I would rather do "lazy preparing" than prepare all queries on start-up.  That would significantly slow down our already too-slow server restart time.

Collapse
Posted by Don Baccus on
PGExecParams doesn't get us much without prepare. You write queries like this:
select * from foo where key = $1;
So the driver would still have to regexp the query, strip out the bind vars, map them to parameters $1 .. $N, then look up the tcl values and pass them to the query.

The advantage is that value substitution makes each query different for every set of values used with it, where parameter passing of this sort means you'd just PREPARE the query with $1 .. $N parameters.

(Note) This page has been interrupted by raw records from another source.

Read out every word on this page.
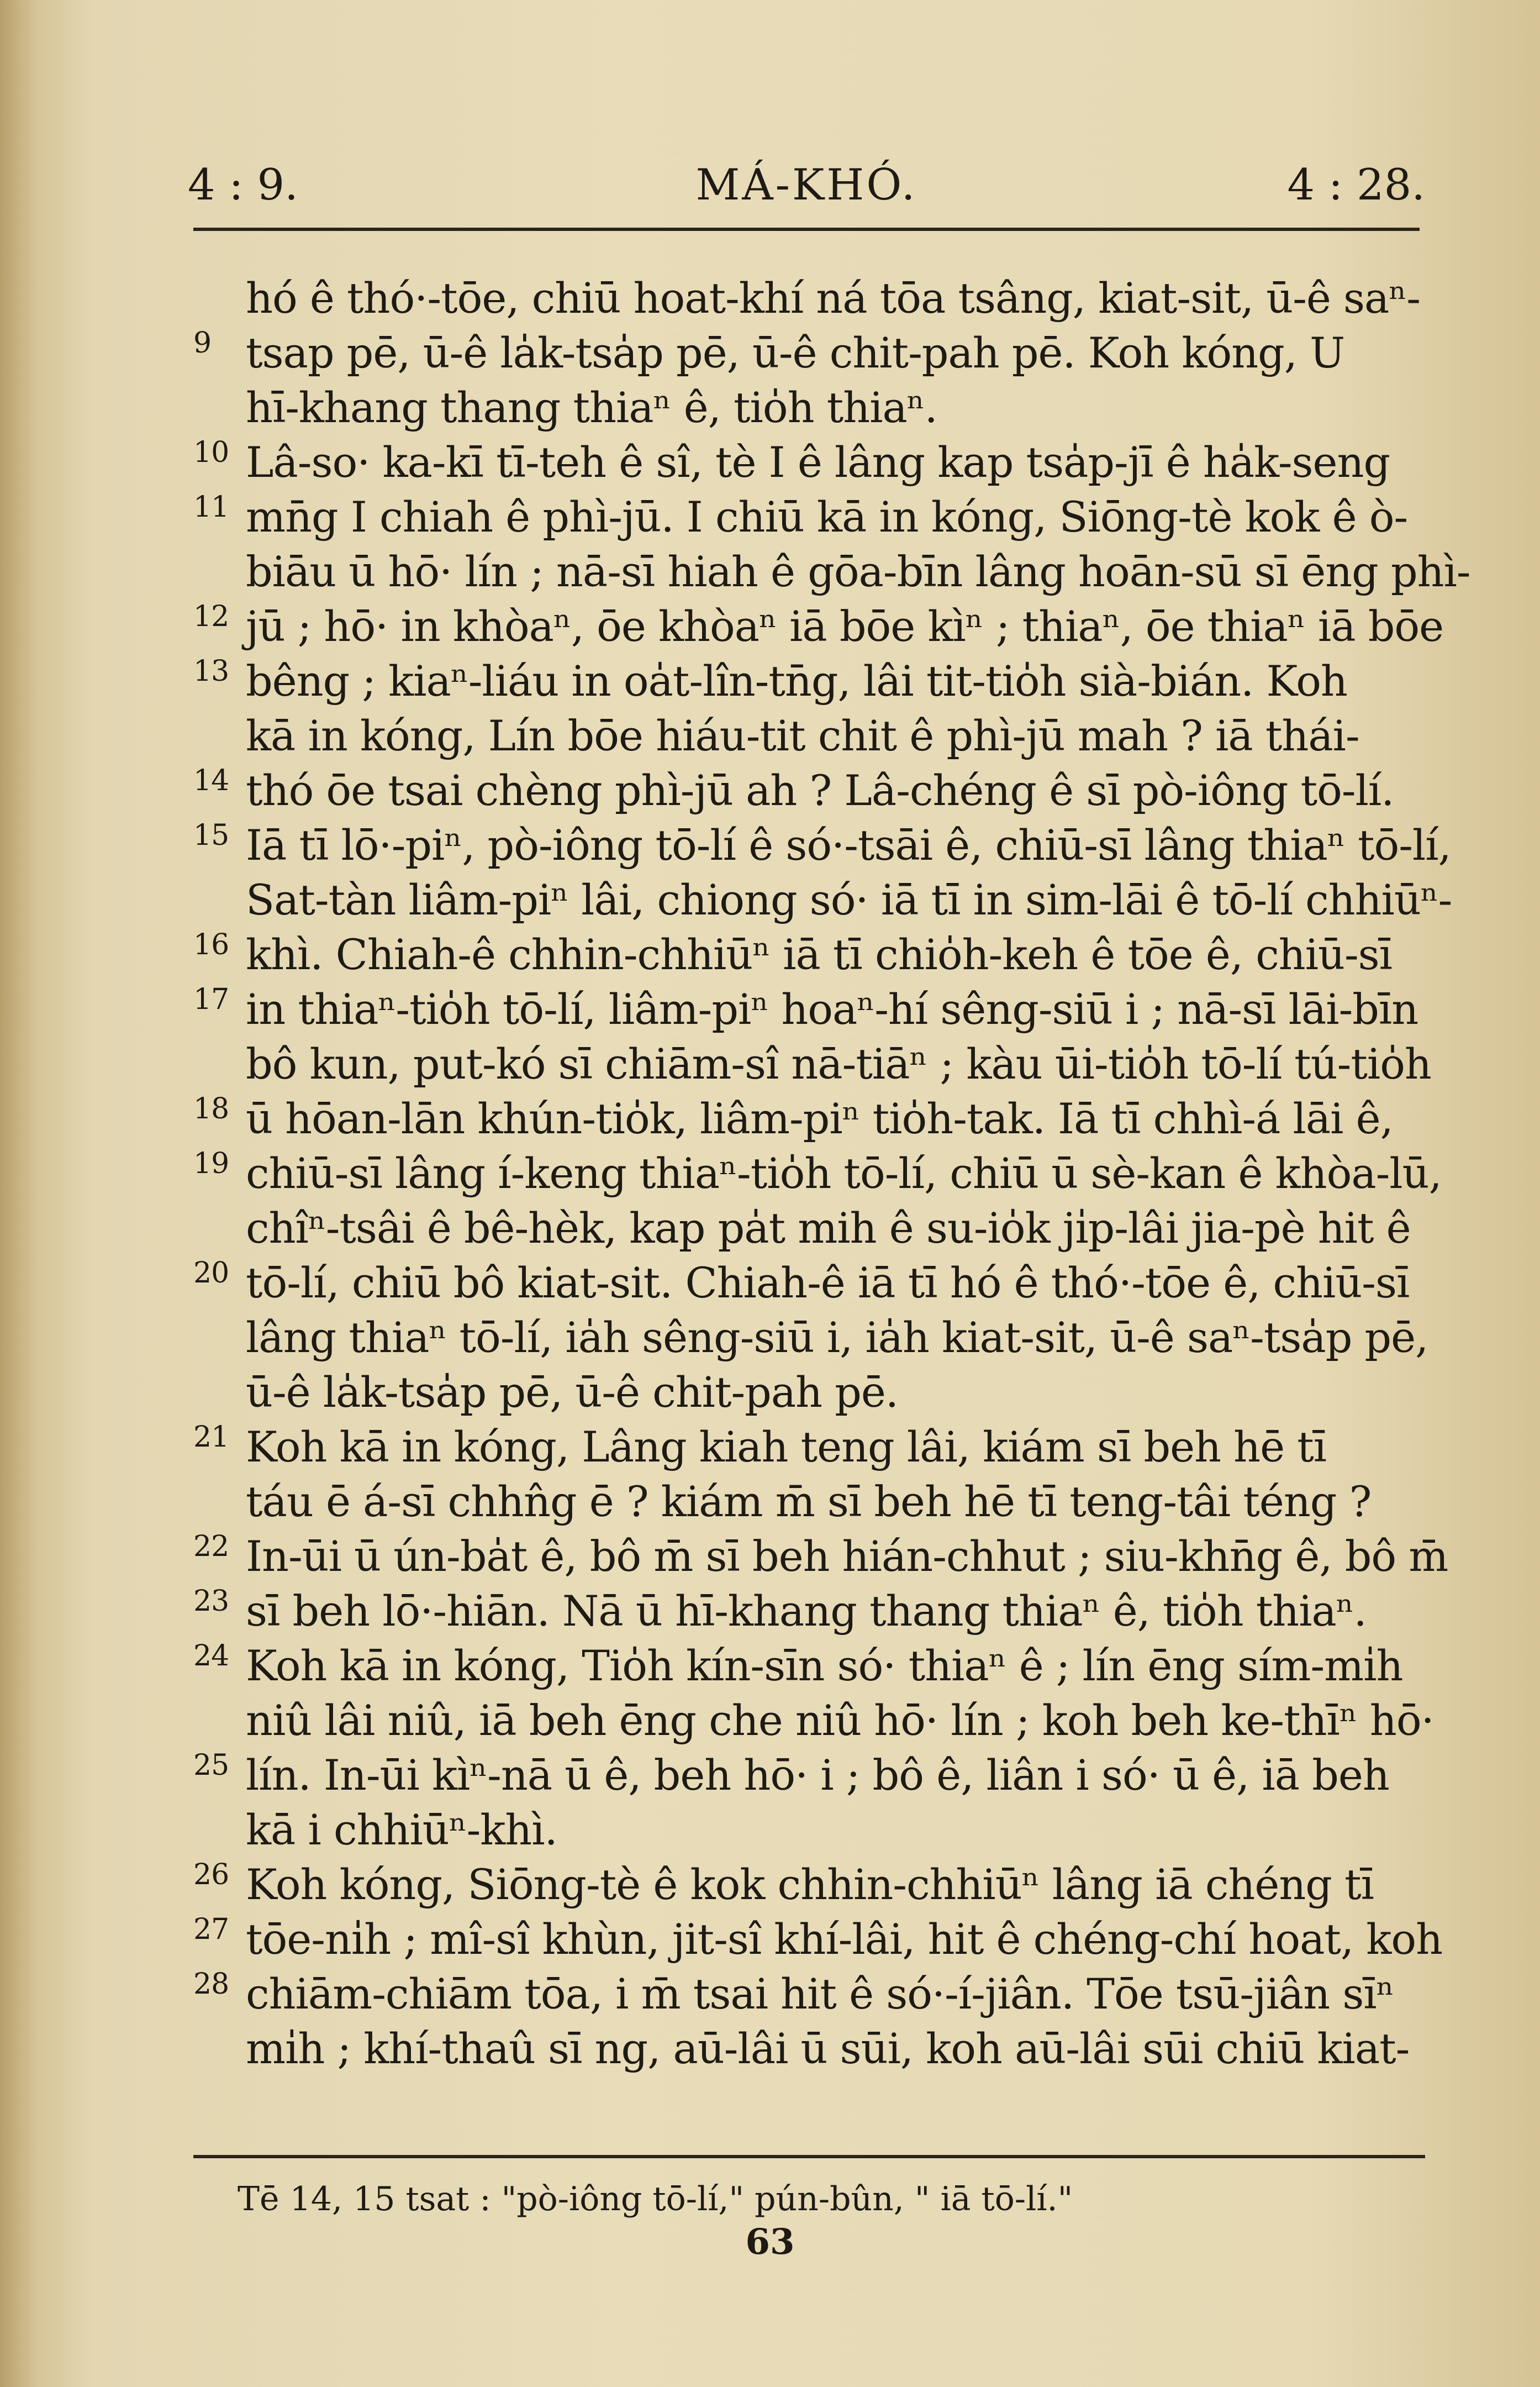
4 : 9.	MÁ-KHÓ.	4 : 28.
hó ê thó·-tōe, chiū hoat-khí ná tōa tsâng, kiat-sit, ū-ê saⁿ-
9 tsap pē, ū-ê la̍k-tsa̍p pē, ū-ê chit-pah pē. Koh kóng, U
hī-khang thang thiaⁿ ê, tio̍h thiaⁿ.
10 Lâ-so· ka-kī tī-teh ê sî, tè I ê lâng kap tsa̍p-jī ê ha̍k-seng
11 mn̄g I chiah ê phì-jū. I chiū kā in kóng, Siōng-tè kok ê ò-
biāu ū hō· lín ; nā-sī hiah ê gōa-bīn lâng hoān-sū sī ēng phì-
12 jū ; hō· in khòaⁿ, ōe khòaⁿ iā bōe kìⁿ ; thiaⁿ, ōe thiaⁿ iā bōe
13 bêng ; kiaⁿ-liáu in oa̍t-lîn-tn̄g, lâi tit-tio̍h sià-bián. Koh
kā in kóng, Lín bōe hiáu-tit chit ê phì-jū mah ? iā thái-
14 thó ōe tsai chèng phì-jū ah ? Lâ-chéng ê sī pò-iông tō-lí.
15 Iā tī lō·-piⁿ, pò-iông tō-lí ê só·-tsāi ê, chiū-sī lâng thiaⁿ tō-lí,
Sat-tàn liâm-piⁿ lâi, chiong só· iā tī in sim-lāi ê tō-lí chhiūⁿ-
16 khì. Chiah-ê chhin-chhiūⁿ iā tī chio̍h-keh ê tōe ê, chiū-sī
17 in thiaⁿ-tio̍h tō-lí, liâm-piⁿ hoaⁿ-hí sêng-siū i ; nā-sī lāi-bīn
bô kun, put-kó sī chiām-sî nā-tiāⁿ ; kàu ūi-tio̍h tō-lí tú-tio̍h
18 ū hōan-lān khún-tio̍k, liâm-piⁿ tio̍h-tak. Iā tī chhì-á lāi ê,
19 chiū-sī lâng í-keng thiaⁿ-tio̍h tō-lí, chiū ū sè-kan ê khòa-lū,
chîⁿ-tsâi ê bê-hèk, kap pa̍t mih ê su-io̍k ji̍p-lâi jia-pè hit ê
20 tō-lí, chiū bô kiat-sit. Chiah-ê iā tī hó ê thó·-tōe ê, chiū-sī
lâng thiaⁿ tō-lí, ia̍h sêng-siū i, ia̍h kiat-sit, ū-ê saⁿ-tsa̍p pē,
ū-ê la̍k-tsa̍p pē, ū-ê chit-pah pē.
21 Koh kā in kóng, Lâng kiah teng lâi, kiám sī beh hē tī
táu ē á-sī chhn̂g ē ? kiám m̄ sī beh hē tī teng-tâi téng ?
22 In-ūi ū ún-ba̍t ê, bô m̄ sī beh hián-chhut ; siu-khn̄g ê, bô m̄
23 sī beh lō·-hiān. Nā ū hī-khang thang thiaⁿ ê, tio̍h thiaⁿ.
24 Koh kā in kóng, Tio̍h kín-sīn só· thiaⁿ ê ; lín ēng sím-mi̍h
niû lâi niû, iā beh ēng che niû hō· lín ; koh beh ke-thīⁿ hō·
25 lín. In-ūi kìⁿ-nā ū ê, beh hō· i ; bô ê, liân i só· ū ê, iā beh
kā i chhiūⁿ-khì.
26 Koh kóng, Siōng-tè ê kok chhin-chhiūⁿ lâng iā chéng tī
27 tōe-ni̍h ; mî-sî khùn, jit-sî khí-lâi, hit ê chéng-chí hoat, koh
28 chiām-chiām tōa, i m̄ tsai hit ê só·-í-jiân. Tōe tsū-jiân sīⁿ
mi̍h ; khí-thaû sī ng, aū-lâi ū sūi, koh aū-lâi sūi chiū kiat-
Tē 14, 15 tsat : "pò-iông tō-lí," pún-bûn, " iā tō-lí."
63
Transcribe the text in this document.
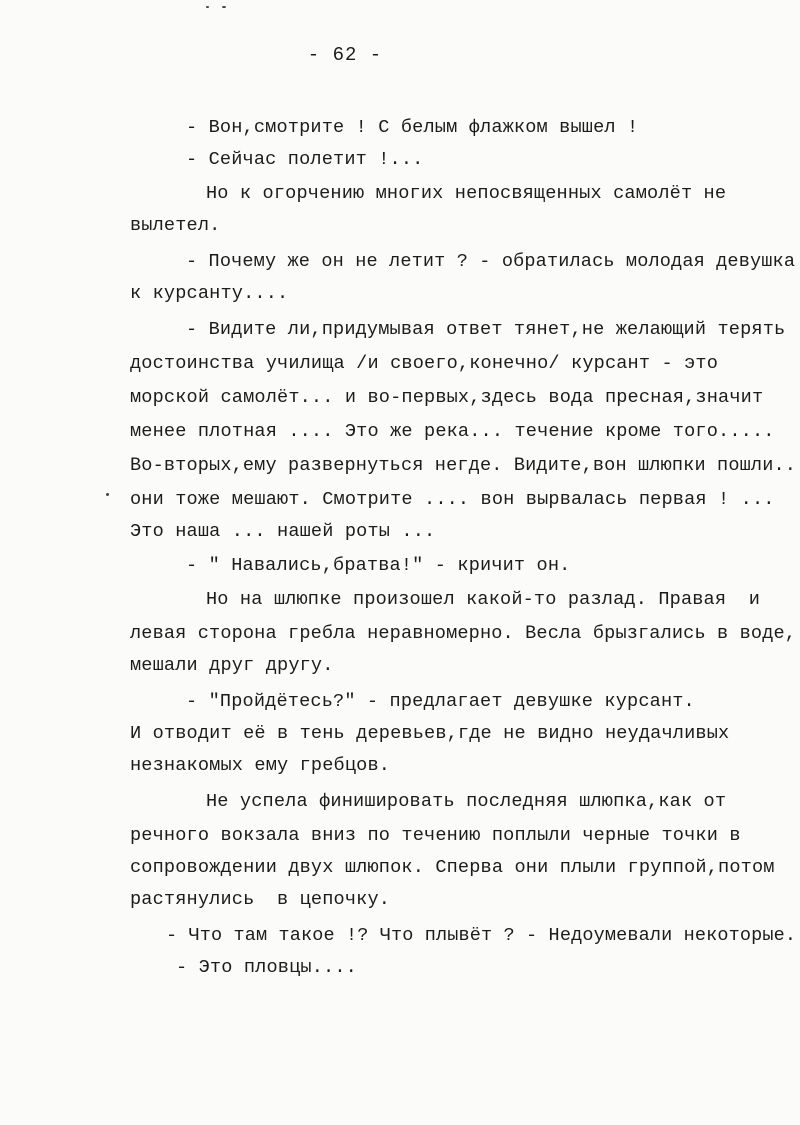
- 62 -
- Вон,смотрите ! С белым флажком вышел !
- Сейчас полетит !...
Но к огорчению многих непосвященных самолёт не
вылетел.
- Почему же он не летит ? - обратилась молодая девушка
к курсанту....
- Видите ли,придумывая ответ тянет,не желающий терять
достоинства училища /и своего,конечно/ курсант - это
морской самолёт... и во-первых,здесь вода пресная,значит
менее плотная .... Это же река... течение кроме того.....
Во-вторых,ему развернуться негде. Видите,вон шлюпки пошли..
они тоже мешают. Смотрите .... вон вырвалась первая ! ...
Это наша ... нашей роты ...
- " Навались,братва!" - кричит он.
Но на шлюпке произошел какой-то разлад. Правая  и
левая сторона гребла неравномерно. Весла брызгались в воде,
мешали друг другу.
- "Пройдётесь?" - предлагает девушке курсант.
И отводит её в тень деревьев,где не видно неудачливых
незнакомых ему гребцов.
Не успела финишировать последняя шлюпка,как от
речного вокзала вниз по течению поплыли черные точки в
сопровождении двух шлюпок. Сперва они плыли группой,потом
растянулись  в цепочку.
- Что там такое !? Что плывёт ? - Недоумевали некоторые.
- Это пловцы....
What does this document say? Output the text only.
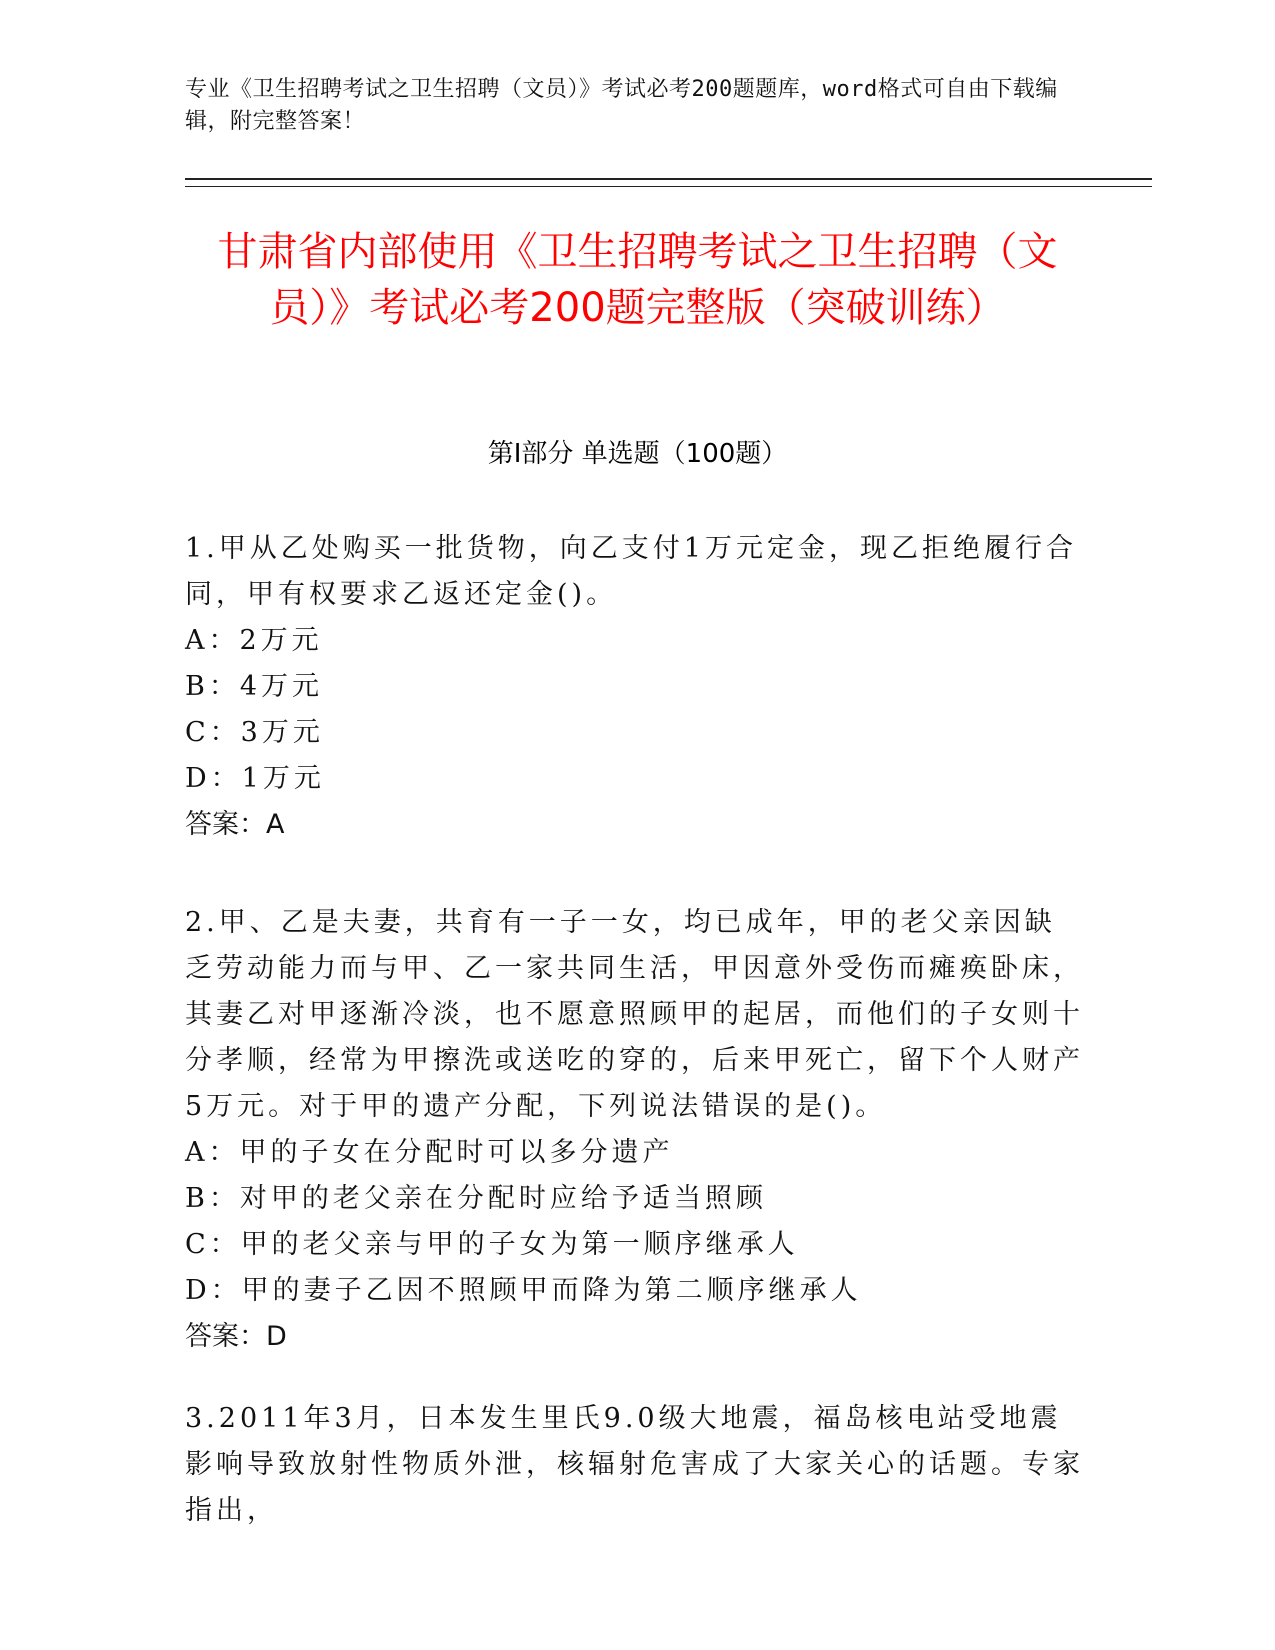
专业《卫生招聘考试之卫生招聘（文员）》考试必考200题题库，word格式可自由下载编辑，附完整答案！
甘肃省内部使用《卫生招聘考试之卫生招聘（文员）》考试必考200题完整版（突破训练）
第I部分 单选题（100题）
1.甲从乙处购买一批货物，向乙支付1万元定金，现乙拒绝履行合同，甲有权要求乙返还定金()。
A：2万元
B：4万元
C：3万元
D：1万元
答案：A
2.甲、乙是夫妻，共育有一子一女，均已成年，甲的老父亲因缺乏劳动能力而与甲、乙一家共同生活，甲因意外受伤而瘫痪卧床，其妻乙对甲逐渐冷淡，也不愿意照顾甲的起居，而他们的子女则十分孝顺，经常为甲擦洗或送吃的穿的，后来甲死亡，留下个人财产5万元。对于甲的遗产分配，下列说法错误的是()。
A：甲的子女在分配时可以多分遗产
B：对甲的老父亲在分配时应给予适当照顾
C：甲的老父亲与甲的子女为第一顺序继承人
D：甲的妻子乙因不照顾甲而降为第二顺序继承人
答案：D
3.2011年3月，日本发生里氏9.0级大地震，福岛核电站受地震影响导致放射性物质外泄，核辐射危害成了大家关心的话题。专家指出，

This is only available with Protocol 3.0 so if we want driver support I think the best way may to be to provide a new driver, because the driver protocols are significantly different I believe and trying to support both in a single driver source would be messy.

Collapse
Posted by Mark Aufflick on
You will be able to achieve that nicely when plpgsql functions returning rowsets will be able to be used as sub-selects.

I think that has made it into the 7.5 plan?

Collapse
Posted by Jeff Davis on
In general you will get a better plan if you give the optimizer the option of flattening subselects so I doubt in general using a plpgsql proc (or smarter subselect plan caching) is the right answer.

One of the most common way we end up with really bad plans is that we have deeply nested views which exceed the count of joins that the optimizer will consider for flattening. It used to be GEQO_THRESHOLD/2 joins (6 I think) in <7.4 but they added a seperate parameter for it in 7.4 -- from_collapse_limit = 8 (docs).